Good Random Multi-Triangulation of Surfaces.

Abstract

We introduce the Hierarchical Poisson Disk Sampling Multi-Triangulation (HPDS-MT) of surfaces, a novel structure that combines the power of multi-triangulation (MT) with the benefits of Hierarchical Poisson Disk Sampling (HPDS). MT is a general framework for representing surfaces through variable resolution triangle meshes, while HPDS is a well-spaced random distribution with blue noise characteristics. The distinguishing feature of the HPDS-MT is its ability to extract adaptive meshes whose triangles are guaranteed to have good shape quality. The key idea behind the HPDS-MT is a preprocessed hierarchy of points, which is used in the construction of a MT via incremental simplification.
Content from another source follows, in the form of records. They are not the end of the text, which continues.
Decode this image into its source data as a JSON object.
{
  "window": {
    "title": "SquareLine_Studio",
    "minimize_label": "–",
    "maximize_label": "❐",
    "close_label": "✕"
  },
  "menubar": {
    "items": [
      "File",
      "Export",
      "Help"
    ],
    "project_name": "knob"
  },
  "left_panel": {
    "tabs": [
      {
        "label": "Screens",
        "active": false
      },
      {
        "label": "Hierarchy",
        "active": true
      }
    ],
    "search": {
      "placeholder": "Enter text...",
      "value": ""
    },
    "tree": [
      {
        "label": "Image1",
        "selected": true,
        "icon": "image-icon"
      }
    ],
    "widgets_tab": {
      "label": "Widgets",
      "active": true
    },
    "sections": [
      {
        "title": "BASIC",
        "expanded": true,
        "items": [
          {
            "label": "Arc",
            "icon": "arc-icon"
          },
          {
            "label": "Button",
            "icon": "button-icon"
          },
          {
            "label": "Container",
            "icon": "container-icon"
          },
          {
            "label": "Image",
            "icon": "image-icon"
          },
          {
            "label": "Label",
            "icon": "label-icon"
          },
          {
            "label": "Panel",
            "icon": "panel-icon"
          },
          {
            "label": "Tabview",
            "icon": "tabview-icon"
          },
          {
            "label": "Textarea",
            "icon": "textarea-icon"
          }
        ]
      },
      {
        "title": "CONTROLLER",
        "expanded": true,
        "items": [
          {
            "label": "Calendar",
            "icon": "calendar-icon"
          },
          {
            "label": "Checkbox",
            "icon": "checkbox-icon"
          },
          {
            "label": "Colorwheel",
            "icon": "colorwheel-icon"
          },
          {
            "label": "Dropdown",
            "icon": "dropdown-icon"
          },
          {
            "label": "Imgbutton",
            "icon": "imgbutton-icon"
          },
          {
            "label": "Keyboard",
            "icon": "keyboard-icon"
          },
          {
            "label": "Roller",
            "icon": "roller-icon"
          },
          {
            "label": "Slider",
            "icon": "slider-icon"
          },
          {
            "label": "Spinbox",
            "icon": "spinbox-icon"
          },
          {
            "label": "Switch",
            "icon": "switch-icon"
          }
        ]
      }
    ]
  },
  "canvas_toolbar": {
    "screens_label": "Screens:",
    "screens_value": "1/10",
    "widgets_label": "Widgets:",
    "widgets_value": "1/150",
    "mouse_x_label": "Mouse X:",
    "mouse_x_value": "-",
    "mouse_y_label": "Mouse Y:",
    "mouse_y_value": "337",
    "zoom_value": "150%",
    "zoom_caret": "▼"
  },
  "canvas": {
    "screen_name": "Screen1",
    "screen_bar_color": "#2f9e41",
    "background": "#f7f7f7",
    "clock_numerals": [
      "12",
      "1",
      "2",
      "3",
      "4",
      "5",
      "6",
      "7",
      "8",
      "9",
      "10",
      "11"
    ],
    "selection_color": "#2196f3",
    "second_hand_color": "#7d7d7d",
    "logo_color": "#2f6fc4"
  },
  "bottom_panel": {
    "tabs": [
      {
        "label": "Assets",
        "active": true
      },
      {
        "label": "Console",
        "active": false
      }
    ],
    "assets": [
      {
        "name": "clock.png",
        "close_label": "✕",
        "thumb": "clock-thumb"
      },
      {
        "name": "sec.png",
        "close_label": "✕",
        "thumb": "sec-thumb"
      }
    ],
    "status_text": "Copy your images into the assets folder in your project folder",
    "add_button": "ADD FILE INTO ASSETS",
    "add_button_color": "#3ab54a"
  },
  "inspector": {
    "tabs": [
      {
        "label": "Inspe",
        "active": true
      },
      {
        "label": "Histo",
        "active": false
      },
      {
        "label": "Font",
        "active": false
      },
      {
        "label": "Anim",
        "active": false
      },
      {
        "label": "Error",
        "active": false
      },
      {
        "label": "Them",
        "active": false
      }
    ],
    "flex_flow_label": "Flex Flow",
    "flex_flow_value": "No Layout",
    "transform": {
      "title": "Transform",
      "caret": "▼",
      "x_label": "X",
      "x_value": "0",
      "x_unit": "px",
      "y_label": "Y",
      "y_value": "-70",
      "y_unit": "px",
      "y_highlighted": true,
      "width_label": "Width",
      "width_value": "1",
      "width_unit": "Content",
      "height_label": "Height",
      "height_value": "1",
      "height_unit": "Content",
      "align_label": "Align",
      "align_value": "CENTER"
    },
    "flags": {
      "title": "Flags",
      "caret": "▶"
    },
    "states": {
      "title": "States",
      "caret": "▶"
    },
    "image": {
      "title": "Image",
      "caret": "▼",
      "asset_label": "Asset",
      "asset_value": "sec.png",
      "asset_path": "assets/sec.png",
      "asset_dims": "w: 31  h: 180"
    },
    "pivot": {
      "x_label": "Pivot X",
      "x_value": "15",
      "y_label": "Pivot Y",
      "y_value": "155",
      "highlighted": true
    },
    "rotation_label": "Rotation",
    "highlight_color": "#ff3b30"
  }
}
In addition to proving theoretical properties on the shape quality of the triangle meshes extracted by the HPDS-MT, we provide an implementation that computes the HPDS-MT with high accuracy. Our results confirm the theoretical guarantees and outperform similar methods. We also prove that the Hausdorff distance between the original surface and any (extracted) adaptive mesh is bounded by the sampling distribution of the radii of Poisson-disks over the surface. Finally, we illustrate the advantages of the HPDS-MT in some typical problems of geometry processing.